Rapat kerja nasional ini dilakukan serentak oleh empat federasi yang bergabung di Pordasi, yaitu Pacu, Equestrian, Polo, dan Horseback Archery (berkuda memanah). Setelah Ketua Umum KONI Pusat, Marciano Norman, membuka rapat kerja serentak secara virtual, masing-masing federasi melanjutkan rapat kerja di tempat terpisah.

Pordasi-Pacu, kata Eddy Wijaya, akan mengoptimalkan potensi pacuan kuda tradisional yang sudah menjadi budaya di beberapa daerah, seperti Nusa Tenggara Barat (NTB), Nusa Tenggara Timur (NTT), Sulawesi Utara, Sumatera Barat, dan Aceh. “Diharapkan dapat memasyarakatkan olahraga berkuda di seluruh Indonesia. Jadi, nantinya pacuan kuda bukan hanya diperlombakan oleh atlet dan kuda-kuda dari kaum tertentu, tetapi semua pemilik kuda lokal di daerah juga dapat ikut aktif berperan serta,” katanya.

Dampak ikutan lainnya yang diharapkan dari pacuan kuda adalah dapat memajukan UMKM setempat, mengembangkan industri olahraga, dan sekaligus menjadi daya tarik wisatawan, baik dari dalam maupun luar negeri.

Selain itu, ada satu pekerjaan rumah lagi yang menurut Eddy Wijaya harus dilakukan, yaitu memperbaiki stigma pacuan kuda yang selama ini diidentikkan dengan aktivitas perjudian.

“Melalui media ini, saya perlu menegaskan kepada semua pihak bahwa tidak ada perjudian dalam perlombaan pacuan kuda yang digelar di Tanah Air. Jadi, tidak ada tempat untuk perjudian di arena lomba pacuan kuda. Kita fokus pada penyelenggaraan lomba untuk meraih prestasi,” tegasnya kepada Edy Suherli, Bambang Eros, Irfan Meidianto, dan Dandi Juniar saat mampir ke kantor VOI di bilangan Tanah Abang, Jakarta Pusat, beberapa waktu lalu. Inilah petikan wawancara selengkapnya.
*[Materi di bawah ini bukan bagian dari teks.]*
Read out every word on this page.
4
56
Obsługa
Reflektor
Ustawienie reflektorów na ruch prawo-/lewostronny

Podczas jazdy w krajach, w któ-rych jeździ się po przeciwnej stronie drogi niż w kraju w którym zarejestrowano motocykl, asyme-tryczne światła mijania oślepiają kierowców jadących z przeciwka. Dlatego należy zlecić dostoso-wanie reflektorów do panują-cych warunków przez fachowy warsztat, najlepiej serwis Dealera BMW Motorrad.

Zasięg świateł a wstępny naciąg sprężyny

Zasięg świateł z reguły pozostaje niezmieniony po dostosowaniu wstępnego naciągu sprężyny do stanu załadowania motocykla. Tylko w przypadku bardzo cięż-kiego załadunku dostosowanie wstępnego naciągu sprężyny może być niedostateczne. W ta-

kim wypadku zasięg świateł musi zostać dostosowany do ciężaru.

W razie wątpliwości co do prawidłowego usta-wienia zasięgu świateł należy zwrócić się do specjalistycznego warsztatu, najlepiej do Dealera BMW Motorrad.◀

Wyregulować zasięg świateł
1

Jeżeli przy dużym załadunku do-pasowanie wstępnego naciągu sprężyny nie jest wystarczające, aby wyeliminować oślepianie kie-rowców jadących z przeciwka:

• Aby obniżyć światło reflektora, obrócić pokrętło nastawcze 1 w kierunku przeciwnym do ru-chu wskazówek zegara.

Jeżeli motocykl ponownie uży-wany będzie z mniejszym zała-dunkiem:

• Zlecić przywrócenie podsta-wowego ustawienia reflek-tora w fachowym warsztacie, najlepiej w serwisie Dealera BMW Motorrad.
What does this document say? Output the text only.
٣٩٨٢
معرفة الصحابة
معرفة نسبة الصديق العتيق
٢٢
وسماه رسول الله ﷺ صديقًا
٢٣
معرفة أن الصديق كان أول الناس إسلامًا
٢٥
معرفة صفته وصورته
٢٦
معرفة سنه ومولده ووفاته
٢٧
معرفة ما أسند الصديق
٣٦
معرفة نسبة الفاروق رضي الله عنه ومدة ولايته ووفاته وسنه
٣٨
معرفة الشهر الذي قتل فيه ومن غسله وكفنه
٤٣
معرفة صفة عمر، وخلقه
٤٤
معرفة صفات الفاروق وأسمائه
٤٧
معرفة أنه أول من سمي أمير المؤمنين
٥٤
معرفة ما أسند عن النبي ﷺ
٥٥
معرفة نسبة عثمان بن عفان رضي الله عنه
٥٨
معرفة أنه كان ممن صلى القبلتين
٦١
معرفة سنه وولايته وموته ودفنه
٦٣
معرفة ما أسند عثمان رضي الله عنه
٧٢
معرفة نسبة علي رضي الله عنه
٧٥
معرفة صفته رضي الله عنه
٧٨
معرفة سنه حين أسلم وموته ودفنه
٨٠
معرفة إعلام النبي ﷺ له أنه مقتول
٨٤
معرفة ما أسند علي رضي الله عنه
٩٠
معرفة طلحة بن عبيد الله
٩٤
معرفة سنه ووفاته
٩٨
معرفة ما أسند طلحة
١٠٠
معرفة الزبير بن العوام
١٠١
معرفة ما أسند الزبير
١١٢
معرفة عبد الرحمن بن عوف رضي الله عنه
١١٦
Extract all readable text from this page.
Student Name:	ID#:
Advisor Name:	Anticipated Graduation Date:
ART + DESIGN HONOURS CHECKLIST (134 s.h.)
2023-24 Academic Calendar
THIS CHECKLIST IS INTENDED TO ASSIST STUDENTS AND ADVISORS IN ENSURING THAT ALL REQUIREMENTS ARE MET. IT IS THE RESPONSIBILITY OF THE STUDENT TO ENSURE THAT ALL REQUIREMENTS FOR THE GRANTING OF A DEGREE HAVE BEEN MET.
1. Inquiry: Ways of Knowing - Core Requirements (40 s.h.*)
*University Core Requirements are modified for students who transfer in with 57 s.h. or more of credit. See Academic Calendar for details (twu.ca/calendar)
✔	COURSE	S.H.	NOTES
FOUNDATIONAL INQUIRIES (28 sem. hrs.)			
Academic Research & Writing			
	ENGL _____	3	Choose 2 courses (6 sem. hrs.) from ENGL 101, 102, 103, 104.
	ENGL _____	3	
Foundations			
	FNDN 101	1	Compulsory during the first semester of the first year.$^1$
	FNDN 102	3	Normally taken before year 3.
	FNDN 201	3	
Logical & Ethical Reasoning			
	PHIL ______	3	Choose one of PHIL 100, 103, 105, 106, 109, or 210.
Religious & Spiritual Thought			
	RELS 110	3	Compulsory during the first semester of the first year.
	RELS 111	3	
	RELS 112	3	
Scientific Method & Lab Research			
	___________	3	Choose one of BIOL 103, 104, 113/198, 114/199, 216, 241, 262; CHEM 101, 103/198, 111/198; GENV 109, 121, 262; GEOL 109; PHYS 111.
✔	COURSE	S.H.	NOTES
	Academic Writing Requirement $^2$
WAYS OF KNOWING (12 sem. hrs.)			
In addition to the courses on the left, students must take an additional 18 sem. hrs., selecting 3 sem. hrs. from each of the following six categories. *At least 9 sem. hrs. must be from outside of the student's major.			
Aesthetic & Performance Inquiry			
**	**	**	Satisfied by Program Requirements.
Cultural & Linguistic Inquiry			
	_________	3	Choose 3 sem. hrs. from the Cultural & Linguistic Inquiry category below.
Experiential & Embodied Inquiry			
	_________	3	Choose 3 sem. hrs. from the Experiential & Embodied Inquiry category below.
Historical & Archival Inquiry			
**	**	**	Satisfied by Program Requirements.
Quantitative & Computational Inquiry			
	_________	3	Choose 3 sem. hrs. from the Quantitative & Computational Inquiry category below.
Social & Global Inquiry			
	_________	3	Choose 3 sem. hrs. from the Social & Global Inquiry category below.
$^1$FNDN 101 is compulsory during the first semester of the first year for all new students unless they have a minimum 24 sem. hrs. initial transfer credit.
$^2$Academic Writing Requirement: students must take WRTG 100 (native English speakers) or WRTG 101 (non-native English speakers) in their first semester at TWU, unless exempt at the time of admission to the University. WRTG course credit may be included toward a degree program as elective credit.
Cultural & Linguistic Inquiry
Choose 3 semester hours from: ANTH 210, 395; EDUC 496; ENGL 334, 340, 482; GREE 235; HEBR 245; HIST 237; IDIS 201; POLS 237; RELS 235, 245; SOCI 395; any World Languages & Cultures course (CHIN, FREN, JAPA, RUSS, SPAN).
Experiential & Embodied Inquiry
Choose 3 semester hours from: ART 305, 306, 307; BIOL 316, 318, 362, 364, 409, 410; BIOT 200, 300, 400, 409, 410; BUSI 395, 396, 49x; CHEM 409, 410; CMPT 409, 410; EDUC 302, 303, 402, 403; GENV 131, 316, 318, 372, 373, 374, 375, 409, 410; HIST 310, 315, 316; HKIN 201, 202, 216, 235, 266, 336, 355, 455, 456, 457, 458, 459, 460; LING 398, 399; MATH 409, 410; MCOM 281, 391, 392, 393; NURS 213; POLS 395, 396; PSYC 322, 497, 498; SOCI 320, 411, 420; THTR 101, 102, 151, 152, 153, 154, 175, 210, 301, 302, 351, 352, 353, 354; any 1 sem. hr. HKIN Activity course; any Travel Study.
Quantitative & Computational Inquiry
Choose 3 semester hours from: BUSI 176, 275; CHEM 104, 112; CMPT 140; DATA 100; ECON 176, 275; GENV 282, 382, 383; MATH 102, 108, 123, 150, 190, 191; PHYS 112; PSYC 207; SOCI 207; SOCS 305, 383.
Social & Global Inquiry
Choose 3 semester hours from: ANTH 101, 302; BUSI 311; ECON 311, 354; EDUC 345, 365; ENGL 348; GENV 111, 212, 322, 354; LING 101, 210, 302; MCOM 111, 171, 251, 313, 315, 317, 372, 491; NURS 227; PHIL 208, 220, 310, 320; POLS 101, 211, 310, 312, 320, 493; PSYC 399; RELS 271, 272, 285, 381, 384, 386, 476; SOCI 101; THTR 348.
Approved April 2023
Ketua Harian Pordasi – Pacu Eddy Wijaya menegaskan bahwa tak ada perjudian di ajang pacuan kuda. (Foto Bambang Eros, DI; Raga Granada - VOI)

Ketua Harian Pordasi Pacu Eddy Wijaya menegaskan bahwa tak ada perjudian di ajang pacuan kuda. (Foto Bambang Eros, DI; Raga Granada - VOI)

Lomba pacuan kuda sering kali dikaitkan dengan perjudian. Apa langkah konkret yang dilakukan Pordasi Pacu untuk memutus stigma ini?

Pacuan kuda di luar negeri, seperti Hong Kong, Singapura, dan Amerika, sering dikaitkan dengan lotre atau judi. Di sana, lotre dijual secara resmi dan terbuka untuk umum. Namun, di Indonesia tidak ada pacuan kuda yang dikaitkan dengan penjualan lotre karena regulasi kita tidak memungkinkan hal tersebut.

Meski tidak ada perjudian secara terang-terangan, ada saja yang melakukannya secara personal. Dari sisi organisasi, apa upaya yang dilakukan untuk membersihkan stigma ini?

Karena tidak ada pihak yang secara resmi menyelenggarakan lotre atau perjudian dalam pacuan kuda, maka memang tidak ada unsur tersebut. Namun, jika ada individu yang melakukan taruhan secara personal, itu di luar pantauan kami. Sebenarnya, bukan hanya pacuan kuda yang mengalami hal seperti ini, tetapi juga olahraga lain seperti sepak bola, voli, dan tinju, di mana orang sering kali bertaruh saat klub atau atlet tertentu bertanding. Apalagi, dalam pertandingan satu lawan satu, praktik taruhan lebih mudah dilakukan, seperti menebak skor.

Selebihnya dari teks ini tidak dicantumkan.